Беседы с Гурджиевым и те неожиданные повороты, которые он придавал любой идее, с каждым днём интересовали меня всё больше. Но пора было ехать в Петербург.
Помню последнюю беседу с ним. Я поблагодарил его за оказанное внимание и за объяснения, которые, как я уже видел, многое во мне изменили.
– Но всё-таки, как вы знаете, самая важная вещь – это факты, – сказал я, – и если бы я мог увидеть подлинные и реальные факты нового, неизвестного мне характера, только они в конце концов убедили бы меня, что я нахожусь на верном пути.
Я опять думал о чудесах.
– Факты будут, – отвечал Гурджиев, – обещаю вам. Но сначала необходимо многое другое.
Тогда я не понял последних его слов, но понял их позже, когда столкнулся с действительными «фактами», ибо Гурджиев сдержал своё слово. Это произошло через полтора года, в августе 1916 года.
Из последних бесед в Москве в моей памяти сохранилась ещё одна, во время которой Гурджиев сказал несколько вещей, также ставших понятными лишь впоследствии.
Он говорил об одном человеке, которого я как-то встретил в его обществе. Гурджиев сказал о его взаимоотношениях с другими людьми:
– Это слабый человек. Люди пользуются им – разумеется, бессознательно. И всё потому, что он с ними. Если бы он с ними не считался, всё было бы другим, и сами они были бы другими.
Мне показалось странным, что человек не должен считаться с другими.
– Что вы понимаете под словом «считаться»? – спросил я. – Я и понимаю, и не понимаю вас. Это слово имеет так много разных значений.
– Как раз наоборот, – возразил Гурджиев. – Существует только одно значение. Попытайтесь подумать об этом.
Потом я понял, что именно Гурджиев подразумевал под словом «считаться», и до меня дошло, какую огромную роль эта вещь играет в жизни, сколь многому она даёт начало. Говоря о ней, Гурджиев имел в виду то отношение, которое создаёт внутреннее рабство, внутреннюю зависимость. Потом мы имели возможность обсудить это достаточно подробно.
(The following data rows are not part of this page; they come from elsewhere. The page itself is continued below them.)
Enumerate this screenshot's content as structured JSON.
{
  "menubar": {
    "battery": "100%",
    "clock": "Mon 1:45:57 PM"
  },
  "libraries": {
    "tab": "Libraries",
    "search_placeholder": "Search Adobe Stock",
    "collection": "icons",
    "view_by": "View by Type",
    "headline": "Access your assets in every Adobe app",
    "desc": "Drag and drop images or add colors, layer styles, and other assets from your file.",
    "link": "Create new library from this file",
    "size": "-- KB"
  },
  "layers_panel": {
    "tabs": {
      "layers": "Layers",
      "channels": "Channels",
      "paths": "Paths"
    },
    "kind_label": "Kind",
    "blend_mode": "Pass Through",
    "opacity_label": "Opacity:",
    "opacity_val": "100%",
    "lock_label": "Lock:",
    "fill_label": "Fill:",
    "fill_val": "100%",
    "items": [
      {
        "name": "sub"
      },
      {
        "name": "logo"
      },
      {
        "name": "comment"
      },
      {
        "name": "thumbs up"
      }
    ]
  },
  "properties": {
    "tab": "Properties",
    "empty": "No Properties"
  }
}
Вспоминаю и другой разговор – о войне. Мы сидели в кафе Филиппова на Тверской. Оно было полно народу, стоял сильный шум. Война и стремление к наживе создавали неприятную, лихорадочную атмосферу. Я даже отказывался идти туда, но Гурджиев настаивал, и я, как всегда в делах с ним, уступил. К тому времени мне уже было понятно, что иногда он намеренно создавал трудные условия для разговора, требуя от меня как бы чрезмерных усилий, готовности примириться с неприятностями и неудобным окружением, – ради того, чтобы поговорить с ним.